Furthermore, the whole area has a faint chlorine-like odour, which doesn’t instill much confidence in me.
3) “Let there be light!”
And the lord saith “Lo! I have given thee gasses which flouresce, that ye may create bare tube lighting which blindeth the patrons of thy super-markets. And they shall beg for most bountiful relief. I have also given thee Tylenol, on aisle 21, next to the antacids. Brighten thy lights and the Tylenol shall sell. This is my miracle to you.” (Shops 1:15)
Really, does everything have to be lit in quite such a stark, eye-watering manner? Any indoor location requiring sunglasses is too damn bright.
America is like a living Capitalist Handbook, so of course every mainstream innovation opens up a new niche where “things are done the traditional way.” Enter the whole food stores; in particular (in the Bay Area) Trader Joe’s and Whole Foods.
I’m not saying for a moment that these places are perfect; Trader Joe’s is very reasonably priced, but has no loose fresh fruit and vegetables (it’s all pre-packaged). Whole Foods is more comprehensive, particularly with fresh produce, but is quite pricey on the whole.
Nonetheless, together with the weekly Farmers’Market in Mountain View, they make for a useful alternative which has meant that I only really visit supermarkets these days when I can’t find an ATM anywhere else.

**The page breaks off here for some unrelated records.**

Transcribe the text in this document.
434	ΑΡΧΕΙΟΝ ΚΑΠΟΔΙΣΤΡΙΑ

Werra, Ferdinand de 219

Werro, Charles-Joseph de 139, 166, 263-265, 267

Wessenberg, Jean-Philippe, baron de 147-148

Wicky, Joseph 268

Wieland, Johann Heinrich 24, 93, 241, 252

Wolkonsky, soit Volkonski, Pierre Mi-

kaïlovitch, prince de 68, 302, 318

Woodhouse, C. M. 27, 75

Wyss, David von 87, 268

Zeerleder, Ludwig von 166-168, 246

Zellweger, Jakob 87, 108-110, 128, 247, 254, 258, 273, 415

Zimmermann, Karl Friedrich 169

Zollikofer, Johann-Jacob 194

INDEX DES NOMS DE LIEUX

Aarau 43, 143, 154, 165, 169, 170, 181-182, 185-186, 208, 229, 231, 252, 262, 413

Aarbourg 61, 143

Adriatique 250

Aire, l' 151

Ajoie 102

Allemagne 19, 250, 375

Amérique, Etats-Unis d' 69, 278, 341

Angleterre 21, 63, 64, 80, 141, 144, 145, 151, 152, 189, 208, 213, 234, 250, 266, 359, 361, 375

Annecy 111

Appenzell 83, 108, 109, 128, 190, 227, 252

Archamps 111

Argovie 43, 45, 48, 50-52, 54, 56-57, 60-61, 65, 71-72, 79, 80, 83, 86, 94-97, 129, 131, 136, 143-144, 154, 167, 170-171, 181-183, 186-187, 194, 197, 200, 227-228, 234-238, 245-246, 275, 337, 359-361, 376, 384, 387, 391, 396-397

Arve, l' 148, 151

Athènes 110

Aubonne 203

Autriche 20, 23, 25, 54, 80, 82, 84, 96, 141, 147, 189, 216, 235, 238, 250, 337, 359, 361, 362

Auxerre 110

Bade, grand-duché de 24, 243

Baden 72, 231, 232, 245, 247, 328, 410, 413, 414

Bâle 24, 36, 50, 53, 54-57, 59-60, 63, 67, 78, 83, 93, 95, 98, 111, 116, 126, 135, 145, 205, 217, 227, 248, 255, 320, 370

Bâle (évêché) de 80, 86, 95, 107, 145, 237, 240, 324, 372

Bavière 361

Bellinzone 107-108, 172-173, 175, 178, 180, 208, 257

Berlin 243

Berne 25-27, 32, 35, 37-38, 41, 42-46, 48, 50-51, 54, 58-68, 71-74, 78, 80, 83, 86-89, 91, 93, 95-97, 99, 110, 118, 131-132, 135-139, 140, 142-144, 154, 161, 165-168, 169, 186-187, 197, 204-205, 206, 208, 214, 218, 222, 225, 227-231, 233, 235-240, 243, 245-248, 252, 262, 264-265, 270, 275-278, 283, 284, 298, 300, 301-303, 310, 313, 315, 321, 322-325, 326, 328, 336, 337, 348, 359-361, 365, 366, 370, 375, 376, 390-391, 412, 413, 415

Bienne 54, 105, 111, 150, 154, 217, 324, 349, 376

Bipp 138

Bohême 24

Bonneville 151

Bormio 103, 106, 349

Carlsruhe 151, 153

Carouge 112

Sadly, smaller traditional food vendors (I’d kill for a good butcher locally) are still few and far between in the South Bay (there are a lot more about in San Francisco, which is another reason to move there – on which more later), but I’m actively hunting down the good ones.
And in the meantime, I shall revel in the simple food-based pleasures of life, like loaves which actually go mouldy.